O Antiquarius é um dos restaurantes de clientela mais homogênea em São Paulo. Homogênea na faixa etária, na posição social, no estilo e até no vestuário. No almoço ou no jantar, o panorama se repete quase desde a fundação.
Por isso, o mais interessante da visita à casa nesta SPRW foi ver a incrível variação do público.
Enquanto esperávamos, ouvimos dois casais jovens conversarem sobre a formalidade do serviço. Temiam não saber como se comportar.
Numa mesa atrás de nós, quatro moças bebiam muito (muito!), falavam alto e uma delas, meio trôpega, chegou a quebrar uma taça. Uma hora ela se levantou, passou ao lado do garçom e sussurrou-lhe que gostaria de mais um pouco de vinho. Repreendida pela amiga, reagiu vigorosamente, ameaçando revelar como esta era “de verdade”.
À minha esquerda, três moços de camiseta, todos no início dos trinta, comiam os mesmos pratos e falavam de futebol, num ritmo de informalidade que contrastava com o ar sisudo do lugar.
À direita, quatro garotos – bandas de rock na camiseta larga e menos de vinte anos – discutiam e riam em meio a uma quantidade imensa de latas de Coca-Cola e Guaraná.
Minha mulher e eu almoçamos ouvindo vozes e notando personagens que, provavelmente, jamais cogitaram ir àquele restaurante e estavam aproveitando os preços baixos da RW.
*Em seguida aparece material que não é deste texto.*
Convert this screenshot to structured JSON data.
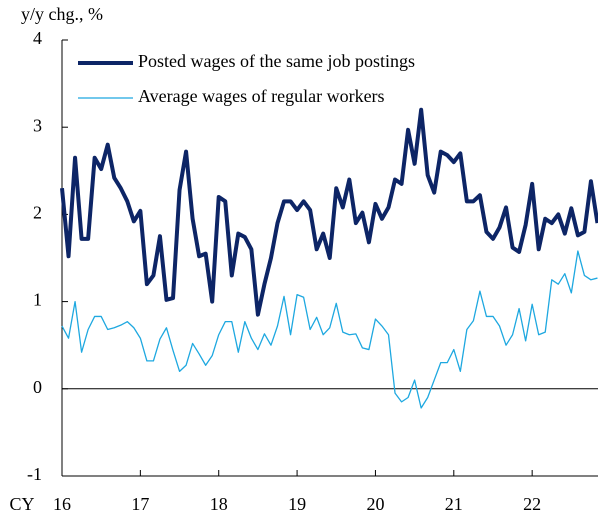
{
  "chart_data": {
    "type": "line",
    "y_axis_label": "y/y chg., %",
    "x_axis_label": "CY",
    "categories": [
      "16",
      null,
      null,
      null,
      null,
      null,
      null,
      null,
      null,
      null,
      null,
      null,
      "17",
      null,
      null,
      null,
      null,
      null,
      null,
      null,
      null,
      null,
      null,
      null,
      "18",
      null,
      null,
      null,
      null,
      null,
      null,
      null,
      null,
      null,
      null,
      null,
      "19",
      null,
      null,
      null,
      null,
      null,
      null,
      null,
      null,
      null,
      null,
      null,
      "20",
      null,
      null,
      null,
      null,
      null,
      null,
      null,
      null,
      null,
      null,
      null,
      "21",
      null,
      null,
      null,
      null,
      null,
      null,
      null,
      null,
      null,
      null,
      null,
      "22",
      null,
      null,
      null,
      null,
      null,
      null,
      null,
      null,
      null,
      null
    ],
    "series": [
      {
        "name": "Posted wages of the same job postings",
        "color": "#0d2566",
        "width": 4,
        "values": [
          2.3,
          1.52,
          2.65,
          1.72,
          1.72,
          2.65,
          2.52,
          2.8,
          2.42,
          2.3,
          2.15,
          1.92,
          2.04,
          1.2,
          1.3,
          1.75,
          1.02,
          1.04,
          2.28,
          2.72,
          1.95,
          1.52,
          1.55,
          1.0,
          2.2,
          2.15,
          1.3,
          1.78,
          1.74,
          1.6,
          0.85,
          1.2,
          1.5,
          1.9,
          2.15,
          2.15,
          2.05,
          2.15,
          2.05,
          1.6,
          1.78,
          1.5,
          2.3,
          2.08,
          2.4,
          1.9,
          2.02,
          1.68,
          2.12,
          1.95,
          2.08,
          2.4,
          2.35,
          2.97,
          2.58,
          3.2,
          2.45,
          2.25,
          2.72,
          2.68,
          2.6,
          2.7,
          2.15,
          2.15,
          2.22,
          1.8,
          1.72,
          1.85,
          2.08,
          1.62,
          1.57,
          1.88,
          2.35,
          1.6,
          1.95,
          1.9,
          2.0,
          1.78,
          2.07,
          1.76,
          1.8,
          2.38,
          1.9
        ]
      },
      {
        "name": "Average wages of regular workers",
        "color": "#1ea8e0",
        "width": 1.3,
        "values": [
          0.72,
          0.58,
          1.0,
          0.42,
          0.68,
          0.83,
          0.83,
          0.68,
          0.7,
          0.73,
          0.77,
          0.7,
          0.58,
          0.32,
          0.32,
          0.57,
          0.7,
          0.44,
          0.2,
          0.27,
          0.52,
          0.4,
          0.27,
          0.38,
          0.62,
          0.77,
          0.77,
          0.42,
          0.77,
          0.58,
          0.45,
          0.63,
          0.5,
          0.72,
          1.06,
          0.62,
          1.08,
          1.05,
          0.68,
          0.82,
          0.62,
          0.7,
          0.98,
          0.65,
          0.62,
          0.63,
          0.47,
          0.45,
          0.8,
          0.72,
          0.62,
          -0.05,
          -0.15,
          -0.1,
          0.1,
          -0.22,
          -0.1,
          0.1,
          0.3,
          0.3,
          0.45,
          0.2,
          0.68,
          0.78,
          1.12,
          0.83,
          0.83,
          0.72,
          0.5,
          0.62,
          0.92,
          0.55,
          0.97,
          0.62,
          0.65,
          1.25,
          1.2,
          1.32,
          1.1,
          1.58,
          1.3,
          1.25,
          1.27
        ]
      }
    ],
    "ylim": [
      -1,
      4
    ],
    "yticks": [
      -1,
      0,
      1,
      2,
      3,
      4
    ],
    "zero_line": true,
    "legend": "top-left"
  }
}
No ambiente tradicional, soturno e carregado do Antiquarius, havia vida – porque vida é variação, é diferenciação. Pessoas de verdade, daquelas que encontramos na rua. Daquelas para quem uma visita a um restaurante famoso é evento para ser lembrado por muito tempo. Gente de todos os estilos, roupas e idades.
Entendemos, naquele instante, o significado de uma Restaurante Week. Descobrimos também como existe gente disposta a freqüentar restaurantes, bastando, para isso, que os preços sejam acessíveis.
Este, o lado feliz de nosso almoço no Antiquarius.
Nota ao leitor
Havia duas possibilidades para comentar nossa visita: mostrar o lado feliz por meio de uma perspectiva, digamos, etnográfica ou falar da refeição em si. Preferi a primeira.
Se tivesse optado pela segunda, reclamaria de algumas coisas:
- da rispidez da encarregada da reserva;
- do desrespeito à reserva (reserva-se para chegar e sentar, não para ter direito “à próxima mesa de dois que liberar” – o que aconteceria em 25 minutos);
- da estapafúrdia sugestão (que está sendo colocada em prática) de reunir grupos diferentes numa mesma mesa para “agilizar a espera” (fiquei pensando se proporiam isto à clientela regular da casa);
- da temperatura (bem fria) e da consistência (puxa-puxa) da tigelinha de bacalhau da entrada;
- do arroz quase empapado com cordeiro cozido muito além do ponto do “arroz de cordeiro”;
- da batata-palha amolecida do “bacalhau Antiquarius”, do bacalhau seco, rijo e aparentemente bem distinto do que é normalmente servido na casa;
- da taça grosseira de vidro em que serviram meu vinho (minha mulher ficou lisonjeada por receber uma de cristal);
- do garçom destacar que a taça de vinho era “dez real” (sic);
- da taça de vinho servida não ultrapassar 100 ml;
- do café mal tirado, com borda queimada;
- da ausência de açúcar para o café (ok, minha mulher e eu não adoçamos o café, mas como eles sabiam disso?);
- dos muitos cacos de vidro que ficaram no chão (lembram-se que a moça quebrou a taça?), sobre os quais a cliente da mesa ao lado teve que passar, com cuidado;
- de alguns cacos de vidro, nada pequenos, que continuaram no chão depois que o maître determinou a limpeza do lugar.
Para evitar ter que falar de tudo isso, preferi falar do público.